As keepers of the flame of free market capitalism, one can understand Government’s reluctance to become involved in takeovers.
The notion that the £3.5billion offer by Czech sphinx Daniel Kretinsky ‘is ultimately a matter for the current owners’ is away with the birds.
One only has to look at the disastrous record of privatised utilities that have fallen into overseas or private equity hands to know that handing the keys of the Royal Mail’s domestic and European fleet to a mysterious Czech billionaire can only lead to pain for stakeholders.
It is easy for any bidder to promise to abide by the regulatory rules such as the Universal Service Obligation (USO).
Enforcing them once ownership has shifted overseas is a different matter.
Uncertain future: Royal Mail-owner International Distribution Services is poised to accept a takeover offer worth £3.5bn from Czech billionaire Daniel Kretinsky
Government also needs to recognise that stakeholders, the workforce, customers, Whitehall, the security services and many others have a keen interest in what happens to the Royal Mail.
Its flaccid response was a sharp reminder of events a decade ago when America’s Pfizer bid for AstraZeneca.
The immediate response of Chancellor George Osborne and others was ‘bring it on’. If that had happened, Astra’s progress to become the most valued company in the FTSE 100 would have been stymied.
There is so much about the Kretinsky approach that we don’t know. Where does his wealth originate?
Is this going to be a deal paid for with structured debt and what will it mean for future investment in the postal service?
Will Kretinsky want his image on stamps and post boxes?
Financing is critical. One only has to look at Thames Water to recognise that the goal of greedy overseas owners is to extract cash while the going is good and head for the hills when it all goes wrong.
The departure of Michael McNicholas, of Canadian pension fund Omers, from the board symbolises the cut-and-run effect.
Royal Mail will have to pass several regulatory barriers. If the National Security and Investment Act, passed under Tory rule, were doing its stuff, the deal would be blocked at the first hurdle.
At the time of privatisation, the Government effectively took on responsibility for a pension fund which swings wildly between deficit and surplus.
Whether taxpayers should be obliged to take on this risk should control pass to an foreign owner would need to be clarified.
Ofcom’s plan for the USO, which includes a more pricey but reliable first class service, needs to be rapidly implemented.
The Kretinsky deal must be blocked on public interest grounds. Free marketeers must understand that there are boundaries which should never be crossed.
Ringing changes
The Post Office’s former relation BT, spun off in 1981, also has a billionaire on its share register.

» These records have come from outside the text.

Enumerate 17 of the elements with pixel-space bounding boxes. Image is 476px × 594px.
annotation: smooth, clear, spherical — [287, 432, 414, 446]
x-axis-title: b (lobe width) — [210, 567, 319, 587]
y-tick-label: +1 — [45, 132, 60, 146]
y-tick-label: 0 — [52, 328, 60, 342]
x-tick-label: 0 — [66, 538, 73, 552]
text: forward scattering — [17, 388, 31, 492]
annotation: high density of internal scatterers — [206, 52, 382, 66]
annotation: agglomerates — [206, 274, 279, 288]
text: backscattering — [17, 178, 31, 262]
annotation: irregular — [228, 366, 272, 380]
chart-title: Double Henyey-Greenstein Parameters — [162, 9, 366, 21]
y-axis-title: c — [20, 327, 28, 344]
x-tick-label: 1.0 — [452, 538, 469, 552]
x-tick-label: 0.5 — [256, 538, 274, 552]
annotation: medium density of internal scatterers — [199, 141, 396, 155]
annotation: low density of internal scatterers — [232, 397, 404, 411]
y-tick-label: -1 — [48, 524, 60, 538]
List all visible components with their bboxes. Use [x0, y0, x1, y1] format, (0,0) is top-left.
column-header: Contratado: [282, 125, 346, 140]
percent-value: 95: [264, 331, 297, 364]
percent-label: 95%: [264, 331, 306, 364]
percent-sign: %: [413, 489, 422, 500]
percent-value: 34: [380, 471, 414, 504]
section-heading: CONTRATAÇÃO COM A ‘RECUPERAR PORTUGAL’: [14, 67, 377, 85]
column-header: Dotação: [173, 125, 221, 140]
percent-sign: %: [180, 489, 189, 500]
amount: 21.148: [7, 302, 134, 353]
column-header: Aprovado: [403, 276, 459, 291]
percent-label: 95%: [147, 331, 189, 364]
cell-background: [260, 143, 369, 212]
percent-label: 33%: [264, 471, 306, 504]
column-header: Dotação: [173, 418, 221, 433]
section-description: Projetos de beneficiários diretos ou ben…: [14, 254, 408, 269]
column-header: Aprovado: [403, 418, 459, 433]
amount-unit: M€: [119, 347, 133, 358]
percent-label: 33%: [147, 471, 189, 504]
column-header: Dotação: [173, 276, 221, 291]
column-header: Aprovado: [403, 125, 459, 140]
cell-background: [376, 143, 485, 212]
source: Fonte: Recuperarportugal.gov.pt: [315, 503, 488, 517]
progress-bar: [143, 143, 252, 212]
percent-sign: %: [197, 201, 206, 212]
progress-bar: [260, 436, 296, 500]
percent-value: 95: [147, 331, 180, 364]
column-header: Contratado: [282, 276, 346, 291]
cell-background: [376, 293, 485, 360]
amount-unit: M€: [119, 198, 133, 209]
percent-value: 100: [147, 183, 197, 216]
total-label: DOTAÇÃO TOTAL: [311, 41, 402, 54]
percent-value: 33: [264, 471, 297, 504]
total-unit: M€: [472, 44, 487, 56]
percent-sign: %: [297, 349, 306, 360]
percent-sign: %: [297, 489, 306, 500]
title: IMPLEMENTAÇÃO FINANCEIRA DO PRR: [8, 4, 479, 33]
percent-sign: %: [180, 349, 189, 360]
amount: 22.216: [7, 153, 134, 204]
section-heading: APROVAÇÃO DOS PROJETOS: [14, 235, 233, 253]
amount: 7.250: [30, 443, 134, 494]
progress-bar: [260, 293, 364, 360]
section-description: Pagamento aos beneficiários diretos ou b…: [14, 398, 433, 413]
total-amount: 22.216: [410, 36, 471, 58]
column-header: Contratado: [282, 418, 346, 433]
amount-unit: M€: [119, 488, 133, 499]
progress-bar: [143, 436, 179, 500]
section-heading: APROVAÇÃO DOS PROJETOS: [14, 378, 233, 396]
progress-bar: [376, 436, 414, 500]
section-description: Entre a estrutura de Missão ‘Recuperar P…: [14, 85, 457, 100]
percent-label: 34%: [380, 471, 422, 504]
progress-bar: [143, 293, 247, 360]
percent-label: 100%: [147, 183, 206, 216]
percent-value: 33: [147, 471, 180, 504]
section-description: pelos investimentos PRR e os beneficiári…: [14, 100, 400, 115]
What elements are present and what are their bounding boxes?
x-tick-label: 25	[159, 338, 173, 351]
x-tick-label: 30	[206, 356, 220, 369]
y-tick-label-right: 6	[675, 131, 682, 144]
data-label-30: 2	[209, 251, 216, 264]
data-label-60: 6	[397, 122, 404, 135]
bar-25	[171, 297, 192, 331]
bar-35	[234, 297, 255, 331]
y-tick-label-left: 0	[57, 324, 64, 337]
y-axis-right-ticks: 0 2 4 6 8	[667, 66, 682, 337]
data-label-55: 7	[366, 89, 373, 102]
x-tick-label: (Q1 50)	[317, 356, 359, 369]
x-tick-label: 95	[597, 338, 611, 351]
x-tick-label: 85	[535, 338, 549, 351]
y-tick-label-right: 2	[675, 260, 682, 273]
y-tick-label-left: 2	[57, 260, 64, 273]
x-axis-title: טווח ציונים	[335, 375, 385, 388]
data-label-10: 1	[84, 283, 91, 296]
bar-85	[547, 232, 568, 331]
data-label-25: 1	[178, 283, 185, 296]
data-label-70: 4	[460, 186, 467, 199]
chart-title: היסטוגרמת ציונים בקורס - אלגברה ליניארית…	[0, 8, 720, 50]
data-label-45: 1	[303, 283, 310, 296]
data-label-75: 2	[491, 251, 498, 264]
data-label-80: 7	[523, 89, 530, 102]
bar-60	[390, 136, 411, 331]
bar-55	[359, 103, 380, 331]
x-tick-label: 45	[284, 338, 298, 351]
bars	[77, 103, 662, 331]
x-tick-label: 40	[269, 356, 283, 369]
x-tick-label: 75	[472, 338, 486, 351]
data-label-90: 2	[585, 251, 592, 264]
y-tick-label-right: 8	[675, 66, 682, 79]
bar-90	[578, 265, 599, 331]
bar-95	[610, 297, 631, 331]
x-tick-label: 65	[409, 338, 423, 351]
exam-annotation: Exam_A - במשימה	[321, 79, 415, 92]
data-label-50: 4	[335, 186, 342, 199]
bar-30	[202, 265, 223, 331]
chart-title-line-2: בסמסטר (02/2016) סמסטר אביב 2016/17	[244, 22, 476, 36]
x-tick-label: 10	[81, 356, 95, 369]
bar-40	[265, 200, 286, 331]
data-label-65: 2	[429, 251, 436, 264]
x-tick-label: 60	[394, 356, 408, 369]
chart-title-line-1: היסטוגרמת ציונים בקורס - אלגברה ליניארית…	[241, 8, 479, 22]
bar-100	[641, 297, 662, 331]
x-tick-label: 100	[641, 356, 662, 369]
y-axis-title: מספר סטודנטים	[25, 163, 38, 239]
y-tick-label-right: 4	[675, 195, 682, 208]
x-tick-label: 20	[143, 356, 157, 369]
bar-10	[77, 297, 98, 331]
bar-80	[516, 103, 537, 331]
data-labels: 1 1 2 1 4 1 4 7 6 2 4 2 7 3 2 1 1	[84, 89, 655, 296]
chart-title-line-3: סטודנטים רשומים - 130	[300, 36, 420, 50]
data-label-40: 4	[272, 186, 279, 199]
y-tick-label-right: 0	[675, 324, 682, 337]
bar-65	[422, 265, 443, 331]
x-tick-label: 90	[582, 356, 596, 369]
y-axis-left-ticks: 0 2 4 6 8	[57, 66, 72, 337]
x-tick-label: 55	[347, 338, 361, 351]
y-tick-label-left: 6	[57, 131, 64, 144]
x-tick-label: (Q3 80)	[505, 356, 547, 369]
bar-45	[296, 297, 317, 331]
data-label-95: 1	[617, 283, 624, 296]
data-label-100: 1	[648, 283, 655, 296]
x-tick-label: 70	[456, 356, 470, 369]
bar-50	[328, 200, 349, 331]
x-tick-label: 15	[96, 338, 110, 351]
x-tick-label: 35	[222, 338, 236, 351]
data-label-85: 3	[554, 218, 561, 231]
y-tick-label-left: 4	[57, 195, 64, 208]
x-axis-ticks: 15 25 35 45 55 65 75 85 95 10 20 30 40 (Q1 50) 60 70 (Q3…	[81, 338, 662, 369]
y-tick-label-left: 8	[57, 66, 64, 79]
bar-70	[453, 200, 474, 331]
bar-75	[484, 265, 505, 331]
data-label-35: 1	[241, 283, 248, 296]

The French-Israeli telecoms tycoon Patrick Drahi increased his stake to 24.5 per cent a year ago and there has been endless speculation that, together with another big shareholder Deutsche Telecom, it too could be a bid target.
BT is moving to restore shareholder confidence after a bout of short-selling. Boss Allison Kirkby is making big decisions.
She is pulling back from global services at a cost of £488million but will concentrate on UK enterprise and growing income from security.
More efficient roll-out of broadband should lower the cost of the pledge to provide full fibre broadband to 25m households by 2026.
A cash flow promise of £1.5billion in 2025 against £1.3billion has been put in place and the dividend lifted. Kirkby and chairman Adam Crozier have more than a passing interest in how the assault on Royal Mail works out.
Royal flush
Just as Royal Mail is threatened, the National Portrait Gallery fights back with an exhibition of pictures of members of the Royal Family from the last hundred years.
The exhibit includes the ‘diamond dust’ Andy Warhol tribute to Queen Elizabeth II and the 40th birthday portrait of the Princess of Wales.
The message: don’t dare touch the King’s best profile on our postage stamps.